Events
- Principal Cast: Colin Farrell, Alicja Bachleda,Stephen Rea, Dervla Kirwan, Alison Barry, Tony Curran
- Director: Neil Jordan
- Origin: Ireland/USA / 2009
- Info: European Premiere, Director Neil Jordan and actor Colin Farrell will be in attendance of the screening
Ondine
Opening Gala
One day a simple fisherman, trawling off the Irish coast, catches a beautiful and mysterious woman in his nets. She appears to be dead but, miraculously, comes back to life before his eyes. So begins Neil Jordan’s deeply enchanting fairytale: Ondine effortlessly mixes myth and fantasy with the life of a fishing community on the jagged seascapes of the wild southwest. The fisherman, Syracuse (Colin Farrell), is an irresponsible loner, separated from his wife and distanced from Annie (Alison Barry), his wheelchair-bound daughter. But everyone’s drab and ordinary life is about to change with the arrival of the ethereal Ondine (Alicja Bachleda), the woman from the sea, who may or may not be real. The world-weary Syracuse soon finds himself believing that the stranger may well be a myth come true, a woman sent to change his life and a powerful force for love and hope. A welcome homecoming for Jordan, Ondine works as a beautifully wrought fable, a romantic re-imagining of the dreary lives of working people, lifted out of their daily routines by an exquisite, unfathomable stranger who suddenly appears in their midst.
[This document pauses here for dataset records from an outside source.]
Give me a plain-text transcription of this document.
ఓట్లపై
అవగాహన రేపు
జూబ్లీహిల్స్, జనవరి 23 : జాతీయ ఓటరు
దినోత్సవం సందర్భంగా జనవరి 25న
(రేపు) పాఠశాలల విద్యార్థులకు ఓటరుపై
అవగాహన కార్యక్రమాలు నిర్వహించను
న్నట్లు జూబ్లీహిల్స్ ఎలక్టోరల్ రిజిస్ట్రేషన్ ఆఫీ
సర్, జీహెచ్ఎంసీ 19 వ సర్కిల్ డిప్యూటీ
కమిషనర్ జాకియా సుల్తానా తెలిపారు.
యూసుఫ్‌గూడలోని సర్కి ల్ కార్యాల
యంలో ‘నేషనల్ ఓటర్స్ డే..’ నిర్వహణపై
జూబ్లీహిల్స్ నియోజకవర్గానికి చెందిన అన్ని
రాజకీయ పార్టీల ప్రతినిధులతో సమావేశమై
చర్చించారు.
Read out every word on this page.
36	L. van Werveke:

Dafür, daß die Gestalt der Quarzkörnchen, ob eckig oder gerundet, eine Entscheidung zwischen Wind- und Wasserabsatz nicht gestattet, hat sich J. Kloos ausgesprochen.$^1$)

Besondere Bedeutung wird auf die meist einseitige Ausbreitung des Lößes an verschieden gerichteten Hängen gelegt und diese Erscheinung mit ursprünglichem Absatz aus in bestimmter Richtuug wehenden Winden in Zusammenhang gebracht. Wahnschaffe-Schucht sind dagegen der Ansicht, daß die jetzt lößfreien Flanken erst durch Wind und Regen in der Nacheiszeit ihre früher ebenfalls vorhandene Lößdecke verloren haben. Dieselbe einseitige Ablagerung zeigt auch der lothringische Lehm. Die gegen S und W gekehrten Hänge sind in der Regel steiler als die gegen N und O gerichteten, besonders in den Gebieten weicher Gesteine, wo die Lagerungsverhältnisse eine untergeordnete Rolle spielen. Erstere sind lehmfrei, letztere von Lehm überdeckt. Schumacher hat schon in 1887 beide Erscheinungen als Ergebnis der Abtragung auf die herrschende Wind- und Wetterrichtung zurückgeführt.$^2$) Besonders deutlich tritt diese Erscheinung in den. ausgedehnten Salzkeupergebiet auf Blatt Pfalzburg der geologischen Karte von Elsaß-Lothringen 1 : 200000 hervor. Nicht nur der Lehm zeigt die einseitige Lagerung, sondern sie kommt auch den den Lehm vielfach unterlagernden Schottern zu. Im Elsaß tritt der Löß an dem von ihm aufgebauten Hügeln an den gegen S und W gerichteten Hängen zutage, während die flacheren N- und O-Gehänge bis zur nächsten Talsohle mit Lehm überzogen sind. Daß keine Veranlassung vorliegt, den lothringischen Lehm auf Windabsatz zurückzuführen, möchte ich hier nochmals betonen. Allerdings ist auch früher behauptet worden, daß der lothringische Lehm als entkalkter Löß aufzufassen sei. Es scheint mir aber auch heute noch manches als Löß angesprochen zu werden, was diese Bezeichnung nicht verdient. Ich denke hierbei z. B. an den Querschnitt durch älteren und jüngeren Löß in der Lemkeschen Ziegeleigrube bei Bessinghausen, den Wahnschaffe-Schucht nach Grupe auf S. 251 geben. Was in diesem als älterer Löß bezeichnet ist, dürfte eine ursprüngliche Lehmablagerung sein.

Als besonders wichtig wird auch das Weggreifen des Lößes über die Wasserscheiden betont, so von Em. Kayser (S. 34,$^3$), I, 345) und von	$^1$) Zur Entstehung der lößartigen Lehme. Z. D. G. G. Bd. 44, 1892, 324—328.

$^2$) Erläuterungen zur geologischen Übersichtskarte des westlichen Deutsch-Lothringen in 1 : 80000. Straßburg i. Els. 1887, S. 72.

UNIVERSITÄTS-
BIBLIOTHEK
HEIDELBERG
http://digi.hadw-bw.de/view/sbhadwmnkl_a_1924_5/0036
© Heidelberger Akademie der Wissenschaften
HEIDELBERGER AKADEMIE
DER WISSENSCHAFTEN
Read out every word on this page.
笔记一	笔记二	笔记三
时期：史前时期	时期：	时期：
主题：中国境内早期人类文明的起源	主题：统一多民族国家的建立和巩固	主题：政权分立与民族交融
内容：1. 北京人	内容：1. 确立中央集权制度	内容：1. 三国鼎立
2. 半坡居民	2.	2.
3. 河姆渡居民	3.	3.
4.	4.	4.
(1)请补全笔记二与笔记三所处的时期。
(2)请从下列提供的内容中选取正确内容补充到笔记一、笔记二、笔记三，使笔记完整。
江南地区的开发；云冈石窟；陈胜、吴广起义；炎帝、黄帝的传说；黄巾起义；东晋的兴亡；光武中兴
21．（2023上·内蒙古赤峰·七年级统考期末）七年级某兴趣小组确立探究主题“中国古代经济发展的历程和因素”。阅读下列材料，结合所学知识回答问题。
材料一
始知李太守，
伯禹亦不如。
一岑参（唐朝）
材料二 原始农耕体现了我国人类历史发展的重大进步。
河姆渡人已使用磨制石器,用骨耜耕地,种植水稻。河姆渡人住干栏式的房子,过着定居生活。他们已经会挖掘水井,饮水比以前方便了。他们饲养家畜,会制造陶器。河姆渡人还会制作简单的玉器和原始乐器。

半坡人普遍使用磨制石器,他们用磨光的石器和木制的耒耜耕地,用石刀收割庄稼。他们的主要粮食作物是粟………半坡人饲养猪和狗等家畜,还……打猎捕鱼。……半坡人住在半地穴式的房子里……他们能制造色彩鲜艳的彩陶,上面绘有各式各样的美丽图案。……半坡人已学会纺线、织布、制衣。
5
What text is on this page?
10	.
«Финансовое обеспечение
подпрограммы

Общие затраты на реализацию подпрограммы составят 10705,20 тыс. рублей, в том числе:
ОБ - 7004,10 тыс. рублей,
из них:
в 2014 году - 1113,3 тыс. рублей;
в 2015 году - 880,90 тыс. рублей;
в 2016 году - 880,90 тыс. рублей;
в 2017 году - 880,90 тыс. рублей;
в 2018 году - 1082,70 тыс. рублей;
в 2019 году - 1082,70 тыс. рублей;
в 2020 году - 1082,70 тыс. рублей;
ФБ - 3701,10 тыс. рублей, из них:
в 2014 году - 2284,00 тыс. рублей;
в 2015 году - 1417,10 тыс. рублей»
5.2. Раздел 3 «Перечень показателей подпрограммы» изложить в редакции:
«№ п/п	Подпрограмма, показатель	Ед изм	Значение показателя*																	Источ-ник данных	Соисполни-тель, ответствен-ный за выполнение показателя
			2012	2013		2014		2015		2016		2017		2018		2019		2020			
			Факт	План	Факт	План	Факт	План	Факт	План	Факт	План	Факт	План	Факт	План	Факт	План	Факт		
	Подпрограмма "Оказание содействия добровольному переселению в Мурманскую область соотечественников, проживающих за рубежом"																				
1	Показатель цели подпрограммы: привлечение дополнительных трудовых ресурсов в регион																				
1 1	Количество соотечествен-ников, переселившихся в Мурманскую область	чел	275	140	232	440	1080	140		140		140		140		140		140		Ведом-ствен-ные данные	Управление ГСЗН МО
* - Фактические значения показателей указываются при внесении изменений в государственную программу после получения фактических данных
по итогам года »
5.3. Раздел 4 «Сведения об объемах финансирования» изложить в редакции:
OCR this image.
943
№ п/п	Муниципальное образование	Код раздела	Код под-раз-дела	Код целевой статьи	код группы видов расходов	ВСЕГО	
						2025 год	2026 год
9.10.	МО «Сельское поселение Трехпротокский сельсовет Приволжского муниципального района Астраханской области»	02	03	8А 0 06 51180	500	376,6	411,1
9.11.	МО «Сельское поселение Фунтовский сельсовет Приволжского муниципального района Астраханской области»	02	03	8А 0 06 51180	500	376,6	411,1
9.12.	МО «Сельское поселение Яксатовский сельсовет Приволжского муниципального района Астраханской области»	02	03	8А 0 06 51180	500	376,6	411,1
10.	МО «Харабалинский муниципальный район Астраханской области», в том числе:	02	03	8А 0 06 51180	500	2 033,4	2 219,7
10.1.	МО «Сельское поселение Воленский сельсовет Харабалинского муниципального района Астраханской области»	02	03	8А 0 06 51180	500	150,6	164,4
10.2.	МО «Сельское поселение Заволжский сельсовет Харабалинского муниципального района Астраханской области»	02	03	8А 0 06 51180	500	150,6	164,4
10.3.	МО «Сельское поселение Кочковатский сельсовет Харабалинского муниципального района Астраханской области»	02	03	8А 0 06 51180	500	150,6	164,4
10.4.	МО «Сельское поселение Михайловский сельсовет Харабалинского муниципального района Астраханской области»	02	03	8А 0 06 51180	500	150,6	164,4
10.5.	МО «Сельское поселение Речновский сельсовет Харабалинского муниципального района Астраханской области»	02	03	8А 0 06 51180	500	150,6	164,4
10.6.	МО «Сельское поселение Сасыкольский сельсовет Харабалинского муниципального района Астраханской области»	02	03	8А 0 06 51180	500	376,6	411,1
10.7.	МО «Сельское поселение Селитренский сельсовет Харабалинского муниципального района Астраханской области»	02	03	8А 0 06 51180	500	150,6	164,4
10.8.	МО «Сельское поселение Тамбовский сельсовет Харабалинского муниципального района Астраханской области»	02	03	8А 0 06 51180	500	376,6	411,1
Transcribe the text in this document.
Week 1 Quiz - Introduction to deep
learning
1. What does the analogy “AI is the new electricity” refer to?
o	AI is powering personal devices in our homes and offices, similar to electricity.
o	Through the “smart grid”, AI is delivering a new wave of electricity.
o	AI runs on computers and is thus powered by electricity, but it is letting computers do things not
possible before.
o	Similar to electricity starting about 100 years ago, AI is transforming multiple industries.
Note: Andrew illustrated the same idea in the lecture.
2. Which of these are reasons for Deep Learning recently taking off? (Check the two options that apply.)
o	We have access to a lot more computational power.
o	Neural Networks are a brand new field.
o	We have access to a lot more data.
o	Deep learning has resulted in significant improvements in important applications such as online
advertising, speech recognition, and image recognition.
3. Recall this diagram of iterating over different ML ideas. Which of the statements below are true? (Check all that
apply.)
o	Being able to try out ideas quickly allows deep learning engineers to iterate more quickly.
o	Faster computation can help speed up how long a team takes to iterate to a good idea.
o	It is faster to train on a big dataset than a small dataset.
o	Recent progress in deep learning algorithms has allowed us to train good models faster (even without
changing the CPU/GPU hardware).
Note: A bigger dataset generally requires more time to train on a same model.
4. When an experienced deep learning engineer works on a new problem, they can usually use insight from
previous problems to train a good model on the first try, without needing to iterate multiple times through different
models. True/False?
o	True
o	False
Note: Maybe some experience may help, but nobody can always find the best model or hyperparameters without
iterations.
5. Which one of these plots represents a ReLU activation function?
Piers Handling, Toronto International Film Festival Programme
Director’s Statement:
During the Writer’s Strike a Hollywood project fell through… I went back to Ireland, where I have a house in West Cork and wrote this fairy tale, which could be shot entirely within a radius of five miles from where I live. About a fisherman, who pulled up a living girl in his net. His disabled daughter, who invented stories about her. These stories feed on local legends – sea creatures, seal creatures, selkies. How they only have a certain time on land. How they fall in love with their rescuer. How they can make a wish come true. How the sea always calls them back. Much of what the girl invents turns out to be true, but never in ways she expected. The whole thing develops into an impossibly romantic love story, in which real human beings insist on turning their lives into a fairy tale. Because reality is too hard, maybe. Because that is what we love to do.